The second track, “Look and Laugh,” is slower to get rolling, setting up a jazz-funk groove that almost has the lilting feel of Nigeria’s other primary musical export, juju, and letting it simmer. Hot trumpets blare atop the keyboards, and the rhythm gradually picks up speed and gathers force until Fela launches a biting tenor saxophone solo (it starts in Dexter Gordon territory, but heads Archie Shepp-ward before it’s over) at around the eight-minute mark, with the other horns commenting behind him. There’s a Herbie Hancock-esque keyboard solo after that, then more sax, and only then, about 13 minutes in, does the vocal section of the song begin. The track continues to simmer as Fela talks about how long it’s been since he wrote a new song, but eventually he begins to comment about how, as the track title indicates, he just watches the way people act and laughs. The track ends with Fela and the whole band laughing loud and long.

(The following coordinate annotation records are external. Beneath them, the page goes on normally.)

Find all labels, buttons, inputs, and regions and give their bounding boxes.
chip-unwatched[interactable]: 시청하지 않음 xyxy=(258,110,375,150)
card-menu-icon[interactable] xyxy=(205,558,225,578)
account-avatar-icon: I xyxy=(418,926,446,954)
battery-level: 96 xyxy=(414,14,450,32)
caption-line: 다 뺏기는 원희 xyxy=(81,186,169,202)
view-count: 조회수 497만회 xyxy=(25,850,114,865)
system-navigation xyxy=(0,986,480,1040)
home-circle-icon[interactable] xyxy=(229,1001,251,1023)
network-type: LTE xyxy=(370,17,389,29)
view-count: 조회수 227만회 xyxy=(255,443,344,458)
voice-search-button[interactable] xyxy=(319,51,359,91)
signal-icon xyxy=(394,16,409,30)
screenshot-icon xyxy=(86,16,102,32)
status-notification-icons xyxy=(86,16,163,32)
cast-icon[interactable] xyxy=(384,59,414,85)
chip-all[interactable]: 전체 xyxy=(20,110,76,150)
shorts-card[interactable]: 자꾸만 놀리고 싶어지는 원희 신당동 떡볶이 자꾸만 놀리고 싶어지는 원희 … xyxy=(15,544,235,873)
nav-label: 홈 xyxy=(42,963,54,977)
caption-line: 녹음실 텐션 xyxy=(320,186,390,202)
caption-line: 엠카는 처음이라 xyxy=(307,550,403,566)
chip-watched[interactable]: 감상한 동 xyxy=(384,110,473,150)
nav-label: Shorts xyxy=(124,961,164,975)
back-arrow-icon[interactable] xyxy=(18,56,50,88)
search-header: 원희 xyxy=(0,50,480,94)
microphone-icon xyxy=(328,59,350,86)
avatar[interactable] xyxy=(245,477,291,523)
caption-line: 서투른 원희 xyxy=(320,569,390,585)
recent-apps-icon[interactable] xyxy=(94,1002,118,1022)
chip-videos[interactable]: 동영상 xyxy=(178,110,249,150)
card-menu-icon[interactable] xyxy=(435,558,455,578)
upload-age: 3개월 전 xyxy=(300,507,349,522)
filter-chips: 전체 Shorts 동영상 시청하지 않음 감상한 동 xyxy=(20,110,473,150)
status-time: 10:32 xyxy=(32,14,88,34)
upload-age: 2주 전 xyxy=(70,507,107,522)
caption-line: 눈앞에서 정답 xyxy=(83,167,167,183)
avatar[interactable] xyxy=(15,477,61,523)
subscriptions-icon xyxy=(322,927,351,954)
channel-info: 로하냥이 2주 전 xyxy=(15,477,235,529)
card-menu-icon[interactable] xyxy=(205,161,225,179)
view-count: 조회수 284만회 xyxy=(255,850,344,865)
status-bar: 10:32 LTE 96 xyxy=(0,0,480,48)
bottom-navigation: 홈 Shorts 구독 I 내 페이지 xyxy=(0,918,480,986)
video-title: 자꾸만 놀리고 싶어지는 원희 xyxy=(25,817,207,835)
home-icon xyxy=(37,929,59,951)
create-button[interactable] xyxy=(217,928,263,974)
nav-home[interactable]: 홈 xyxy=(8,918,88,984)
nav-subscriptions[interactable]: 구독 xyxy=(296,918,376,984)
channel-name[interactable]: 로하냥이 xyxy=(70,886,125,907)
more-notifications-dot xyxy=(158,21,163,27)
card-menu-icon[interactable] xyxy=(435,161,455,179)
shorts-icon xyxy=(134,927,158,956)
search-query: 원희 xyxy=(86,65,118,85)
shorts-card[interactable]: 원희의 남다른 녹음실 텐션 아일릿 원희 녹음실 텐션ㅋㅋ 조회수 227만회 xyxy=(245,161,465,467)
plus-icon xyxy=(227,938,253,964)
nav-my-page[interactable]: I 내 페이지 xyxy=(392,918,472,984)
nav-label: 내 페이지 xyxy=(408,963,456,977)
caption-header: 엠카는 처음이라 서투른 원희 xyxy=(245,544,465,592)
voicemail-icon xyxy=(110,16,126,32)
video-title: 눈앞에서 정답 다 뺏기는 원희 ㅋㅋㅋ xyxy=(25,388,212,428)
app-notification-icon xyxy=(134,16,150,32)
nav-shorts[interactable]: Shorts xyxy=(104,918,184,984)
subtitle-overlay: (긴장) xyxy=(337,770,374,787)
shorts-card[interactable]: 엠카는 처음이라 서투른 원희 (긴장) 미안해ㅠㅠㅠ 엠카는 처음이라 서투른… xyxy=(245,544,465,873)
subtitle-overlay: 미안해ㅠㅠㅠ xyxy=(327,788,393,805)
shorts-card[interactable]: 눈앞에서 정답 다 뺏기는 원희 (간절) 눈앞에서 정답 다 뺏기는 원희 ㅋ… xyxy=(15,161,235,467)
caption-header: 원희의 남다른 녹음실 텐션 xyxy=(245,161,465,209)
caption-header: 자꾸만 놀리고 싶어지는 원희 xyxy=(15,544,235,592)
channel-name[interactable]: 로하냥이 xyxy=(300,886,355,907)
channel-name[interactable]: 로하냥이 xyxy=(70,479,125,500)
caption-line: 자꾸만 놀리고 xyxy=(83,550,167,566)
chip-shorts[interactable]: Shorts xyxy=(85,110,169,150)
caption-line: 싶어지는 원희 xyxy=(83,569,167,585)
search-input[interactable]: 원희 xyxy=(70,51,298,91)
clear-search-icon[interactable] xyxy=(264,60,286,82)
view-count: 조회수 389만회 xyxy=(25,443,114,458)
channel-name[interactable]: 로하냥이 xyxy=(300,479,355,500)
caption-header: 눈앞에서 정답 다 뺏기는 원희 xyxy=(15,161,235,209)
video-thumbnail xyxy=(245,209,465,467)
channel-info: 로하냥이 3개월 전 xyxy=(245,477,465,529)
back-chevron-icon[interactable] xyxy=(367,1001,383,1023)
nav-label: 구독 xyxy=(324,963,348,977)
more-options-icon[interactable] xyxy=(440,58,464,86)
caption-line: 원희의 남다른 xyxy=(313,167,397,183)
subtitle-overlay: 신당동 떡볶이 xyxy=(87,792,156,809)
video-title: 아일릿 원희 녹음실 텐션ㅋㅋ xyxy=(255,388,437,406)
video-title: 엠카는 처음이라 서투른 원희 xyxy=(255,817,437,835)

This reissue contains a bonus track, the 22-minute, politically engaged “Just Like That.” It’s as polished as the original album cuts, but nowhere nearly as relaxed, lyrically speaking (Fela talks about his memories of Nigeria’s civil war, and much more), and it’s a great addition to the disc. Almost the entire Fela catalog is worth hearing, but this album has special resonance for me, as it was my entry point.